I agree with you in that he focused on the wrong stuff to a degree. He got it right as far as the average user goes. But if he was really going to show them the inside of the sausage factory (which I find disturbingly phallic mind you), he would point out that most people writing software today have no business writing it. All the slick IDEs that have been unleashed on would be coders and web developers has resulted in everyone and his brother being a "programmer". There are people developing applications and web sites out there who don't even know what structured programming or OOP are. They have no concept of the basics when it comes to writing code. Most of it is pieced together crap without reusable code even factoring in. It's beyond crufty. And THAT is why software sucks today.
-"...bad old ideas look confusingly fresh when they are packaged as technology" - Jaron Lanier (Digital Maoism on Edge.o
Javascript is required for simple hyperlinks to work. That's some quality suckiness right there. You really have to go out of your way to make a plain old hyperlink non-functional.
Edith Keeler Must Die
Software sucks because the costs of it sucking fall on the user, not the manufacturer. That's hasn't been true of automobiles for several decades now, and cars have gotten much better. When was the last time your car died on the road?

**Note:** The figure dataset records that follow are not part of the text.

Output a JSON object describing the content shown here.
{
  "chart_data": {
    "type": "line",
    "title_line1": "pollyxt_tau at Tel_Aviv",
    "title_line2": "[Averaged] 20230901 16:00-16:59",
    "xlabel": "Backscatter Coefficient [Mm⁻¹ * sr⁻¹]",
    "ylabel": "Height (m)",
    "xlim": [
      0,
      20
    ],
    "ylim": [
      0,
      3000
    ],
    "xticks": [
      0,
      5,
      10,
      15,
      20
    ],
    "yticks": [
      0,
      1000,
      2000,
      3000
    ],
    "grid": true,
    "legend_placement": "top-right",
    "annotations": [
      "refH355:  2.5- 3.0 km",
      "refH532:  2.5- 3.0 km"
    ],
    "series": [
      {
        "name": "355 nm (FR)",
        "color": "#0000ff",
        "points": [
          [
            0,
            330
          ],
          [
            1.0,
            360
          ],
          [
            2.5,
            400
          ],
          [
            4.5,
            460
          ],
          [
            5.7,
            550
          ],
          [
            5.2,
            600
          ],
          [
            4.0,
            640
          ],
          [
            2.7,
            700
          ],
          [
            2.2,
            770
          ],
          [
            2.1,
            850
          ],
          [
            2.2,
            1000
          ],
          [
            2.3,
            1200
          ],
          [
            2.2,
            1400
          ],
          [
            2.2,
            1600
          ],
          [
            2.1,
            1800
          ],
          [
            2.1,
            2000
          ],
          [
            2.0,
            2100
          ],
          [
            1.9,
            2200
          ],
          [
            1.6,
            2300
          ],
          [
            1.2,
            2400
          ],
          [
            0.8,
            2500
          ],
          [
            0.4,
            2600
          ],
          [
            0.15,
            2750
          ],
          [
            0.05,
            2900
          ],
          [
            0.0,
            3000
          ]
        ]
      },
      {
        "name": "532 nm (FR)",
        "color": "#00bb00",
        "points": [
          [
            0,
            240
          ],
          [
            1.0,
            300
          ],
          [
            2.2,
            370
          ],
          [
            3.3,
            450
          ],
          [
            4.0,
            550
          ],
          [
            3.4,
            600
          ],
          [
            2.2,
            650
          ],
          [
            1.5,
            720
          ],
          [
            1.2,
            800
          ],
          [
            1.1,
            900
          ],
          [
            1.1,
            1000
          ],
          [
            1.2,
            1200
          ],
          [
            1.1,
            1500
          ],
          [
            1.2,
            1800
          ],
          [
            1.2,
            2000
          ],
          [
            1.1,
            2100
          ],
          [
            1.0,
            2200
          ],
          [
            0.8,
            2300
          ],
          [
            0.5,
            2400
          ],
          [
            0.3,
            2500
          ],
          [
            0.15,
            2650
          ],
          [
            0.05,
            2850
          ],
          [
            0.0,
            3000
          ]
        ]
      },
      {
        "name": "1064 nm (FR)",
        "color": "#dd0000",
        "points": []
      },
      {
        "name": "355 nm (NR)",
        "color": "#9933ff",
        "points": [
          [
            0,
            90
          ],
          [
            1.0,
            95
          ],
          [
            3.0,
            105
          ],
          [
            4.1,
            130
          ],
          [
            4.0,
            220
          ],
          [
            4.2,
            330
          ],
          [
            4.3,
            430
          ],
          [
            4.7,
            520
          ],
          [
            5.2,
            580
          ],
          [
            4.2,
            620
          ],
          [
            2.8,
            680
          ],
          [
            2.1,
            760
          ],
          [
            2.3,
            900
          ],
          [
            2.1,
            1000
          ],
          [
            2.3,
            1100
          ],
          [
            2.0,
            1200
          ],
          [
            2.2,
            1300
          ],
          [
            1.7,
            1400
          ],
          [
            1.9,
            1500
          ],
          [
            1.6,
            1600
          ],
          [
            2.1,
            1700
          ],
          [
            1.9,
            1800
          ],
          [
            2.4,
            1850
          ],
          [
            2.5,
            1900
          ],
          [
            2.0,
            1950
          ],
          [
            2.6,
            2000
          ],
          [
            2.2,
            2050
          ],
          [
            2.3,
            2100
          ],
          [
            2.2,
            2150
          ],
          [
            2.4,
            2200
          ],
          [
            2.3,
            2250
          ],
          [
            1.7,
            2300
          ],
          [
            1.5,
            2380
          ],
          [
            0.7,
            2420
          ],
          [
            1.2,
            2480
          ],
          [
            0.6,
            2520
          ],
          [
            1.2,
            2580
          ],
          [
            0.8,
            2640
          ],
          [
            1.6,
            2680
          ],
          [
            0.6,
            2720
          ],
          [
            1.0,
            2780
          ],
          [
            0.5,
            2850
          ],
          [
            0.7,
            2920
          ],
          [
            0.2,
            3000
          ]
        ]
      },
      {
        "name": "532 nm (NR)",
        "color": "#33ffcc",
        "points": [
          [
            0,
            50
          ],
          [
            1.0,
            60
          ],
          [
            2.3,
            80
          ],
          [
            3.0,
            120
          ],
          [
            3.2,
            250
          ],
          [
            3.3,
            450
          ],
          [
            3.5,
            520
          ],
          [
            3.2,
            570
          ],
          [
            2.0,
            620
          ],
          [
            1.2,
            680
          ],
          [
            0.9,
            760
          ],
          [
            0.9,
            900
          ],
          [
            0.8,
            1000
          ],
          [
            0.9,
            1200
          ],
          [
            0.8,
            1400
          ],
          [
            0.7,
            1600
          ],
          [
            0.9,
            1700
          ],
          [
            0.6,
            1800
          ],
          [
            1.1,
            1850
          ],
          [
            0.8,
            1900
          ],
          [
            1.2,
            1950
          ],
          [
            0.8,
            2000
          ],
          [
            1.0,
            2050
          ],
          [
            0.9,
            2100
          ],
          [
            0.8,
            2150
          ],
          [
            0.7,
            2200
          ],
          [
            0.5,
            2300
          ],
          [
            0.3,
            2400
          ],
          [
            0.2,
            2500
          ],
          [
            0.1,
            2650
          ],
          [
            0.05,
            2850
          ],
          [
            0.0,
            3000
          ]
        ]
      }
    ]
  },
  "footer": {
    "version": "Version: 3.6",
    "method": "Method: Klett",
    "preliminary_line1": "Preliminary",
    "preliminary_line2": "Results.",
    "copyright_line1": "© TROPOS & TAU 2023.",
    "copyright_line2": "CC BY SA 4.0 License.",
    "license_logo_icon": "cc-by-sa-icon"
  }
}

Many years ago, I was at Ford Aerospace when the Ford EEC-IV electronic engine control unit was being developed. In that unit, the program was permanent; it was in a mask-programmed device, and could not be changed without replacing the entire unit. Very substantial resources were devoted to insuring that there were no bugs that could cause cars to fail on the road. There was huge fear of a recall; if something had gone wrong, most of the Ford cars on the road would have to come back to a dealership for CPU replacement. There were old engineers at Ford who didn't want a computer to have direct control of the engine. Tweak the spark timing a bit or adjust the emissions valves, like the earlier models of engine control, perhaps. But actually fire the spark plug directly from software? That was radical. So everyone involved was paranoid about bugs.
It worked. Twenty years later, no bugs have been found. There was never an EEC-IV recall. The EEC-IV is still popular with enthusiasts. You can even download the code and run it in an emulator. I still have a 1985 Ford Bronco with its original EEC-IV, and it runs fine.
If Microsoft had to face the possibility of bringing every PC with Windows on it into an approved Microsoft repair center for a software update at Microsoft's expense, Windows would not crash. It might not do as much, but critical components of it wouldn't fail disasterously.
And that's why software sucks.
You can't use the keyboard to navigate to all the icons in a Windows application's toolbar? That sucks.
Your car stereo doesn't have a two-cent audio-in jack? That sucks.
Your cellphone's 'send to voicemail' button is right under your thumb when you flip the phone open? That sucks.
Your kids' school sends students home early when they don't have a class in the last period, but there's no school bus? That sucks.
Your TV reception is better than your cable reception, because there's an amplifier on your line that's flooded every time it rains? That sucks.
Your town built a bridge and created a stagnant pool right where the ouflow from the slaughterhouse hits the river? That sucks.
What makes anything think that bad design, screwed up decisions, and lousy implementation are unique to software?